2. During matching, the dimension could be match if and only if,
   1. Both of them are equal, or
   2. One of the is equal to 1
3. The content is copied across that specific dimension when the array is broadcasted.

In [110]:
a = np.ones((2, 4, 3, 3))
b = np.ones((4, 3, 3))

_ = a + b  # Ok! Rule 1, b can match all if its dimensions to a from right to left

c = np.ones((4, 3, 1))
_ = a + c # Ok! Rule 2.2, dimension can be matched if they're equal or one of them is 1

d = np.ones((2, 4, 3))
_ = a + d # Error ! Rule 1, dimension is matched from the right to left

e = np.ones((2, 2, 3, 3))
_ = a + e # Error! Rule 2, at the second dimension, the dimension is neither matched nor neither is 1

ValueError: operands could not be broadcast together with shapes (2,4,3,3) (2,2,3,3) 

In [2]:
import numpy as np
x = np.arange(12).reshape(3, 4)
offset = np.array([1, 0, 0, 1])
offset2 = np.array([1, 0, 1])

print(x + offset) # offset is copied to all the elements of x
print(x + offset2.reshape(3, 1)) # this line adds a new axis so that the shape of offset2 becomes (3, 1)
print(x + offset2[:, np.newaxis]) # Serve the same purpose than the previous line, but not neccessarily the same all the time.
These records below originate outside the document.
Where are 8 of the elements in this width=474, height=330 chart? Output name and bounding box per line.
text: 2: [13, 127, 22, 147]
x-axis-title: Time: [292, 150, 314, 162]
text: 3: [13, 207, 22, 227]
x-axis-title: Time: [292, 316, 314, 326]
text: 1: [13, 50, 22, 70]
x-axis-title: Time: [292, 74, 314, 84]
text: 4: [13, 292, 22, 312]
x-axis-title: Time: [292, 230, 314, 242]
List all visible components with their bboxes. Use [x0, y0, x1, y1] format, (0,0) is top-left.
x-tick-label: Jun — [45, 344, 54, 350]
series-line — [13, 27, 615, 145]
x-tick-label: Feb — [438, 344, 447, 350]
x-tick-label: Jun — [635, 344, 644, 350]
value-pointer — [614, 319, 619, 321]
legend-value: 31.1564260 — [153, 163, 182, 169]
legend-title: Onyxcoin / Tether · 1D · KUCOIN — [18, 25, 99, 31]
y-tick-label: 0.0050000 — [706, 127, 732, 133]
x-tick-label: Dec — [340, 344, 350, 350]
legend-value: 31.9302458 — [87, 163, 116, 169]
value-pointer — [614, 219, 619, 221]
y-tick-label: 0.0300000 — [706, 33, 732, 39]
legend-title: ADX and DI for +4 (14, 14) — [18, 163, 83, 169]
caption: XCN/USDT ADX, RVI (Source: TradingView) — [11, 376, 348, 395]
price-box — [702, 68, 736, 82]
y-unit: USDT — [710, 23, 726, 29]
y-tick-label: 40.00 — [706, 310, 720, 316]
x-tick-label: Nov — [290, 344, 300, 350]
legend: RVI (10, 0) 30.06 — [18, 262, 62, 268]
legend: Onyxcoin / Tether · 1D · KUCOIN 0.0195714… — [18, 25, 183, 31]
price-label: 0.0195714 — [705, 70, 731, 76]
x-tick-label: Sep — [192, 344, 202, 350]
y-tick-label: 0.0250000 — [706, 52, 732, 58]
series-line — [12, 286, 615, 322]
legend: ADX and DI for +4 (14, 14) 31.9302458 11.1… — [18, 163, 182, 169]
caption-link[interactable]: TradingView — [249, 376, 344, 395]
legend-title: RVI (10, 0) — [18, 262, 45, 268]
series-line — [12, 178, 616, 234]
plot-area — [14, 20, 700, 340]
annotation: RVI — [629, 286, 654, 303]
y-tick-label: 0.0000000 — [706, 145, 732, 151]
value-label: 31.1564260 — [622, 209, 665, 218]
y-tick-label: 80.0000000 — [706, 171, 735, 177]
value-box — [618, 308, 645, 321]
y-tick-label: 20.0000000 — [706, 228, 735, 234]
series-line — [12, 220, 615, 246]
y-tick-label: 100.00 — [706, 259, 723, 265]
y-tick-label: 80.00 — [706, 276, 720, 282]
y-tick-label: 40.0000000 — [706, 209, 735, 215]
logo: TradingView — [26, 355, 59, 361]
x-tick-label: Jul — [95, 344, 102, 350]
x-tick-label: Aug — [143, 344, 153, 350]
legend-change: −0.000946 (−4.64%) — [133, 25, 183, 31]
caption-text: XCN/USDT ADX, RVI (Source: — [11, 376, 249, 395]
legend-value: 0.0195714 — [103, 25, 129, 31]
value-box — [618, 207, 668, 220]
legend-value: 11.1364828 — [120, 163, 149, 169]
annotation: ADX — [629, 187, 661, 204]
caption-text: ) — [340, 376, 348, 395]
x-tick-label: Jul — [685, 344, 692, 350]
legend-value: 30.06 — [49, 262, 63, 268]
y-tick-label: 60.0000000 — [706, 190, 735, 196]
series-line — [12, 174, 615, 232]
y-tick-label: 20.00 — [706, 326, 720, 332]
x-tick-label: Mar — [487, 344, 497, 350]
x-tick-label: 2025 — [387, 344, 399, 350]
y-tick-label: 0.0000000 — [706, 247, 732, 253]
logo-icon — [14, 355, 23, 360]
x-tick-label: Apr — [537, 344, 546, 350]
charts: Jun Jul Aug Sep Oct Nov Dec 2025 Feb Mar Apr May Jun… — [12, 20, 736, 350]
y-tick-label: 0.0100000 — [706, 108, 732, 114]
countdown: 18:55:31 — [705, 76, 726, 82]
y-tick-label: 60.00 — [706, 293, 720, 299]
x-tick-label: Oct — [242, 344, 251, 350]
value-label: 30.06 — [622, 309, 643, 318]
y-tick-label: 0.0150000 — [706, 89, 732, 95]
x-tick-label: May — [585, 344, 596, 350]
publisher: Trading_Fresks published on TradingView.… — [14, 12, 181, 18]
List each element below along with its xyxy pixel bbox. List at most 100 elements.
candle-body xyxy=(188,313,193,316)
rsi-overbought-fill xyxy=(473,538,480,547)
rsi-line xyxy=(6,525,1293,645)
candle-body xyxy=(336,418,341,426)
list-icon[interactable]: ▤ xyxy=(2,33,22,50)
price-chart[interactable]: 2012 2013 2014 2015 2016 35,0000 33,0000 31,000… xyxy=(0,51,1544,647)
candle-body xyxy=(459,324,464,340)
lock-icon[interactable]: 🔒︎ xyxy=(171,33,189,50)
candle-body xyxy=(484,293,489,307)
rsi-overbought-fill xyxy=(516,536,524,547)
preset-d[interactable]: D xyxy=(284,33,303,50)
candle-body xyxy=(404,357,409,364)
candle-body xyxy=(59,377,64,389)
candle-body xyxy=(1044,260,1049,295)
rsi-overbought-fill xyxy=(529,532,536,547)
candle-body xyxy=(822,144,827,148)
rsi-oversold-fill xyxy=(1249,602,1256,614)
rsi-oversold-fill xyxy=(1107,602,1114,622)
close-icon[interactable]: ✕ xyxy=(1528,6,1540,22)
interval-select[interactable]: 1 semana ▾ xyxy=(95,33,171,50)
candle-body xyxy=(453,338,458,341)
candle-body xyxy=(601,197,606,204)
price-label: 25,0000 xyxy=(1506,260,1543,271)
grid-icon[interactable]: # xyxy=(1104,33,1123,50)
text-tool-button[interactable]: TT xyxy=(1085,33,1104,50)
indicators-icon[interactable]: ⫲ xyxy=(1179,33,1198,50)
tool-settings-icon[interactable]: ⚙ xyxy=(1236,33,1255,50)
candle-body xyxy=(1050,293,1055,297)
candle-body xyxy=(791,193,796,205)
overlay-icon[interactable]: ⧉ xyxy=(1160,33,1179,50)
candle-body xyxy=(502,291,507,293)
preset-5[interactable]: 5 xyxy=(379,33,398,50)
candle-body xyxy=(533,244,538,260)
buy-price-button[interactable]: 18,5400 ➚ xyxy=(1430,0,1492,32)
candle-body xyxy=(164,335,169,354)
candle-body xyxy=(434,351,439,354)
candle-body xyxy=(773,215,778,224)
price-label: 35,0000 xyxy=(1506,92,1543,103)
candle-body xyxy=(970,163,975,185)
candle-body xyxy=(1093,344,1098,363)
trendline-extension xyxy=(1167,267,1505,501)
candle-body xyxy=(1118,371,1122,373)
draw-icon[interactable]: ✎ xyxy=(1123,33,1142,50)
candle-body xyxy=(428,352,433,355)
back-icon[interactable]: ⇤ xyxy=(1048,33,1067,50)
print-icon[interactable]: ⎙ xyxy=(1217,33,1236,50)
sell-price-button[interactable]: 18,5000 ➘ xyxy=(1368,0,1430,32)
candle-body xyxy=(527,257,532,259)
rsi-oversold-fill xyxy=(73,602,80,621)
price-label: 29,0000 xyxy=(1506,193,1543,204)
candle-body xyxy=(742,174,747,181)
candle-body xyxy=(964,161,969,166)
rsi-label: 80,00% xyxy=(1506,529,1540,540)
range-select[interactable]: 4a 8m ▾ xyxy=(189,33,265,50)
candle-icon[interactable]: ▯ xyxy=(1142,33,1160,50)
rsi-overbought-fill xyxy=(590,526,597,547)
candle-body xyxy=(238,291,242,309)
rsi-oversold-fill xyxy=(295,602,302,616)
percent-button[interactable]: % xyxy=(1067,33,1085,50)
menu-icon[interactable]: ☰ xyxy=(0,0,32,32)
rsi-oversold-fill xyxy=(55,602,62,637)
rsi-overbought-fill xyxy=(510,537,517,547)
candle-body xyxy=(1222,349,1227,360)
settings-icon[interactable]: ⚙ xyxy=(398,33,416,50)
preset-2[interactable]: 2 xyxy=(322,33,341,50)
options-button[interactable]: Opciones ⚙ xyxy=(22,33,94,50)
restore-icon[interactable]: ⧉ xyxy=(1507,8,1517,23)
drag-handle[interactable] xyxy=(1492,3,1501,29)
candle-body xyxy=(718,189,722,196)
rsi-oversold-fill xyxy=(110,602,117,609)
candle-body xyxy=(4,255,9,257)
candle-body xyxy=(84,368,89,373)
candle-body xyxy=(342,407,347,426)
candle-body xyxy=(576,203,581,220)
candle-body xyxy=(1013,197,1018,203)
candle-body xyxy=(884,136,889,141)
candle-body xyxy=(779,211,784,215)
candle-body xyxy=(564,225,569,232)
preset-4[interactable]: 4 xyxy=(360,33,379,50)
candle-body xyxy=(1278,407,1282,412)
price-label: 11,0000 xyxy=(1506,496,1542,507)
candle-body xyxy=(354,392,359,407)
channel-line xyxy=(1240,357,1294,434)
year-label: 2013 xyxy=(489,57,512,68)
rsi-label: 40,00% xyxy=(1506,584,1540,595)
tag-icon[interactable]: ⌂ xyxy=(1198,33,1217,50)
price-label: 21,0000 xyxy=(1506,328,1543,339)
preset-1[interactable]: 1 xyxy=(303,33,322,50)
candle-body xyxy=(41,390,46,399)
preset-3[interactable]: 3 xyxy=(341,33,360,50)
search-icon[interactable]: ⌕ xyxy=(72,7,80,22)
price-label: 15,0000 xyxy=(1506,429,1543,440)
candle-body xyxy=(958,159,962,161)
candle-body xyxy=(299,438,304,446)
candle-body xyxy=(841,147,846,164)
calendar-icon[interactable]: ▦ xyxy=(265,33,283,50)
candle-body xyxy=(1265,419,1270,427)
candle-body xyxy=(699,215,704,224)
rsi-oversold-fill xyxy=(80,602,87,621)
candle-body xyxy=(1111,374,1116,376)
Please read the docs if you're interested
print(offset2.reshape(3, -1).shape)
print(x + offset2)


[[ 1  1  2  4]
 [ 5  5  6  8]
 [ 9  9 10 12]]
[[ 1  2  3  4]
 [ 4  5  6  7]
 [ 9 10 11 12]]
[[ 1  2  3  4]
 [ 4  5  6  7]
 [ 9 10 11 12]]
(3, 1)


ValueError: operands could not be broadcast together with shapes (3,4) (3,) 

# Conclusion

Numpy provides a wide variety functions to enable efficient scientific researches and engineering calculations. It keeps the simplicity of Python while allowing users to do complex computation tasks. It is a very important and useful tools if you want to dive deeper into the field of machine learnings. Even though you might use other libraries in the future, many of the functions in Numpy is transferable.